If the governor is for the voter initiative, the governor should be for letting the people decide on the casino, according to [Councilor Jeanne] DiMasi.

"I think one way or another we will know if the people in Rhode Island want a casino," she said.

"What the council will be voting on is whether they believe that the people should have the right to vote on the issue. I think that is very important. So it will be very interesting to see how the two opponents of the casino on the council will vote on this because this is what the issue has become," said Council Vice-President Edward A. Giroux (D-Ward 3).

"Let the people decide. Let the people have a choice. Get it on the ballot once and for all and put it to bed."

However, if the West Warwick effort is really mostly about the right of Rhode Islanders to vote, then a gambling referendum that does not favor any specific town, corporation, or Indian Tribe should be acceptable.

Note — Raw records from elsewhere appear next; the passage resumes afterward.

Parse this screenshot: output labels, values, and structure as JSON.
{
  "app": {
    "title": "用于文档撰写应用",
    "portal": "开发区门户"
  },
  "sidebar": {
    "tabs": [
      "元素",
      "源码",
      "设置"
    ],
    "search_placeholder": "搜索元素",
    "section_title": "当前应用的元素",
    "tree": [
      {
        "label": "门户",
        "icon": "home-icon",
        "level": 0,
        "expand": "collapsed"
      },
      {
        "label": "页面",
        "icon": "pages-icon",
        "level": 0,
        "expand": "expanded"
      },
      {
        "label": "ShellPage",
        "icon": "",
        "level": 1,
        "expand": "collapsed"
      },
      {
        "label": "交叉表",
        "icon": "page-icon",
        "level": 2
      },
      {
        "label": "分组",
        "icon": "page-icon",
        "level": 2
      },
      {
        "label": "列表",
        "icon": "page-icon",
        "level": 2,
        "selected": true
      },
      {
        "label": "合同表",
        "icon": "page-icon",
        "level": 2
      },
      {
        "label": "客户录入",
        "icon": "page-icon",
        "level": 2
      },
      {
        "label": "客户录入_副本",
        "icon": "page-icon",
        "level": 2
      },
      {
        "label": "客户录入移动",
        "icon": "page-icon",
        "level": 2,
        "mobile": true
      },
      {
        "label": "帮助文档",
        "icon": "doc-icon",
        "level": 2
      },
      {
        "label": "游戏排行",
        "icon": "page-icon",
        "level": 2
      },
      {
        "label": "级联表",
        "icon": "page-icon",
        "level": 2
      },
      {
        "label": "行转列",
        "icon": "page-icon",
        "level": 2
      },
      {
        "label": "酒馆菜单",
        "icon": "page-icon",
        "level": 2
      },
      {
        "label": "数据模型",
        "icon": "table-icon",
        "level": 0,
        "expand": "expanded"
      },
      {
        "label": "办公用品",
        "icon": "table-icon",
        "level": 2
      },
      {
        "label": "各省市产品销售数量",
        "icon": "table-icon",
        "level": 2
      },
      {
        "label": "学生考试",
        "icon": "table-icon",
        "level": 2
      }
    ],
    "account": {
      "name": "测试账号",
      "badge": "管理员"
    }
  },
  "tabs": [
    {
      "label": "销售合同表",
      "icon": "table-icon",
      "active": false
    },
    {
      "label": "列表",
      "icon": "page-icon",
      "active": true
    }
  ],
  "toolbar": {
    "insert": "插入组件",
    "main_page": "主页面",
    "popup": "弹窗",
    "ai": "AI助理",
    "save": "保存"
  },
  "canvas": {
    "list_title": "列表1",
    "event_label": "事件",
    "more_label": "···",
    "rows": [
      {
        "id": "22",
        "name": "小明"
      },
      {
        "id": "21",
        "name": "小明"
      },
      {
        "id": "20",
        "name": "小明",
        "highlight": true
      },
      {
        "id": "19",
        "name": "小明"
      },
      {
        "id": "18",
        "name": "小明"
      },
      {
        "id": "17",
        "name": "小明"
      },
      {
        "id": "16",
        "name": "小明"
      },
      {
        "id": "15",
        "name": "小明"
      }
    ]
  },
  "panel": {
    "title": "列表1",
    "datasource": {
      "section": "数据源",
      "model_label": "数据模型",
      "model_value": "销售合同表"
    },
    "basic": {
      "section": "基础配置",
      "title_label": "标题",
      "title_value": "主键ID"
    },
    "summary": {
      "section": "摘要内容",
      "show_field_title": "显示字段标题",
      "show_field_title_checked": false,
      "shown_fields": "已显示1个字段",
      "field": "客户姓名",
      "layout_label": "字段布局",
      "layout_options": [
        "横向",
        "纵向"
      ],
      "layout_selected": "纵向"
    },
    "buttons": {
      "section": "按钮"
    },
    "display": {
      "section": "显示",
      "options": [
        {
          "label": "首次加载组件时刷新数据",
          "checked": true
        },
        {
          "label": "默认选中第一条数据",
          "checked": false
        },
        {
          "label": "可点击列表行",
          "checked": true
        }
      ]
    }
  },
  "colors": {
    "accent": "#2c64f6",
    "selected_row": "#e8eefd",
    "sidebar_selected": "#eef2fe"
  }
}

And as the Cato Institute’s John Samples points out in today’s Projo, breaking the state-created monopoly on gambling is the most effective way to end the problems associated with gambling corruption (problems that spawned the creation of a lobbyist named "Abramoff")…

By raising barriers to market entry, government fleeces its citizens. The resulting monopolies also induce people to take risks with ethics and the law, in the interest of preserving their unjustified status. The government-created monopoly of Indian gaming and [lobbyist Jack] Abramoff's shenanigans are two sides of the same coin. That's the real scandal we're in danger of missing in the Abramoff affair.

What can we do? If the government simply permitted free entry into gambling, monopoly profits would be washed away by competition, reducing the incentive for wrongdoing. Should this prove politically untenable, a possible second-best solution would be auctioning off the right to enter the gambling business. Investors would pay sums for that right consistent with reasonable (not abnormal) profits.

What exactly is the rationale behind locking a provision for locking a single mega-casino in the Constitution -- besides the fact that a casino monopoly can make one town, corporation, or Indian tribe rich? If this really is about the right to vote on a casino, and not the casino itself, is there any reason why the sections of casino amendments creating monopolies are not disposable?